Themisia

Themisia Landing Page

Inspiration

As a final-year student, I often find myself overwhelmed by the sheer number of research papers I need to read for my thesis. The challenge isn't just in the volume of papers but also in understanding the complex language and concepts within them. This problem isn't unique to me. Many students, researchers, and professionals face similar difficulties when dealing with intricate documents such as medical reports, legal contracts, or technical papers. The frustration of not being able to easily comprehend or track the documents we've read inspired me to create a solution.

What it does

Themisia is a web application designed to simplify how we interact with complex documents. By combining the capabilities of Large Language Models (LLMs) with Vector Search powered by TiDB, Themisia enables users to "talk" to their documents. Whether it's a research paper, a legal document, or any other complex text, Themisia helps users understand and navigate through the content efficiently.

How we built it

Themisia was built using Next.js as a full-stack web application framework. For our primary database, we chose TiDB Serverless due to its vector search capabilities, MySQL compatibility, and cost-effectiveness. The process begins with the user uploading a PDF document, from which the text is extracted and divided into smaller chunks. These chunks are then passed through the Gemini embeddings model to generate vector embeddings.

We store these embeddings along with their metadata in TiDB. Additionally, each page of the PDF is converted into an image and stored in Google Cloud Storage to provide visual context, which is particularly useful for advanced LLM vision capabilities. The user can then ask questions about the document, and Themisia retrieves relevant information using the vector embeddings, ensuring that the AI's responses are accurate and based on the document's content.

Challenges we ran into

One of the significant challenges we faced was building a user-friendly interface. It required a lot of iteration and testing to ensure the design was both intuitive and mobile-responsive. Another challenge was the text extraction process from PDFs, which sometimes encountered bugs due to issues with the pdfjs-dist package. Additionally, chunking the extracted text in a meaningful way to convert it into embeddings was a complex task. We also had to manage AI behavior, such as controlling unexpected response lengths and mitigating hallucinations.
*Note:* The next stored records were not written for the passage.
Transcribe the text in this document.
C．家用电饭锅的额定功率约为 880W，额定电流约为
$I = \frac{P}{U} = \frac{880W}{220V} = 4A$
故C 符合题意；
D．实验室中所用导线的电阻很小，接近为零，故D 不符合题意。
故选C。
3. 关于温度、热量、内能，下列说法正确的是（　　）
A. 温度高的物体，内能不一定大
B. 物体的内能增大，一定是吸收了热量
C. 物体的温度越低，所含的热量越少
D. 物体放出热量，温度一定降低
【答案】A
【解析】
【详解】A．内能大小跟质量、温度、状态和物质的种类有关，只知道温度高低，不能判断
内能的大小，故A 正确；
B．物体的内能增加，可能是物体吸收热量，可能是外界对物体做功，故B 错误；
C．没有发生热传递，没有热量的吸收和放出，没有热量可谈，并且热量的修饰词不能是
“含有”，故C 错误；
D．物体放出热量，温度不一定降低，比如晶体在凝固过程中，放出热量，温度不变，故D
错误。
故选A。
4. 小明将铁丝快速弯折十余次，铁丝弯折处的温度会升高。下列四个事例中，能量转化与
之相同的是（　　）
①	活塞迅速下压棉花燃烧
Accomplishments that we're proud of

Successfully Integrated Vector Search and AI: We combined the power of Large Language Models (LLMs) with Vector Search using TiDB Serverless, creating a unique application that allows users to interact with their documents in an intelligent and meaningful way.
User-Centric Design: We developed a simple, intuitive, and mobile-responsive user interface that enhances the user experience, making it easy for anyone to navigate and use Themisia.
Efficient Document Processing: Despite the challenges, we managed to build a reliable system that extracts text from PDFs, processes it into vector embeddings, and uses these embeddings to accurately answer user queries.
Minimizing AI Hallucinations: We implemented techniques like Retrieval Augmented Generation (RAG) to reduce AI hallucinations, ensuring that the AI provides responses strictly based on the content of the uploaded documents.
Scalable and Cost-Effective Infrastructure: By leveraging TiDB Serverless, we created a scalable backend that automatically adjusts to workload changes, ensuring that the application can handle varying levels of demand without unnecessary costs.
Advanced Visual Context Integration: We incorporated LLM vision capabilities by converting PDF pages into images and storing them in Google Cloud Storage, providing additional context for the AI and enhancing the overall document interaction experience.

What we learned

Building Themisia was a learning journey that taught me the importance of focusing on details. From ensuring that each line of code is clear and functional to designing an intuitive user interface, every aspect required careful consideration. I also learned about the power of AI and vector search in enhancing the user experience and the complexities of integrating these technologies.

What's next for Themisia

Expanding AI Capabilities: We plan to enhance Themisia's AI by integrating more advanced language models and fine-tuning them for specific document types, such as legal contracts, medical reports, and technical papers.
Multilingual Support: To make Themisia accessible to a broader audience, we aim to add support for multiple languages, enabling users from different linguistic backgrounds to interact with their documents in their native language.
Enhanced Document Management: We plan to introduce more advanced document management features, such as version control, tagging, and more powerful search options, to help users organize and retrieve their documents more efficiently.
Continuous Optimization: We will continue to optimize Themisia's performance, focusing on improving processing speed, reducing latency in AI responses, and enhancing the overall user experience.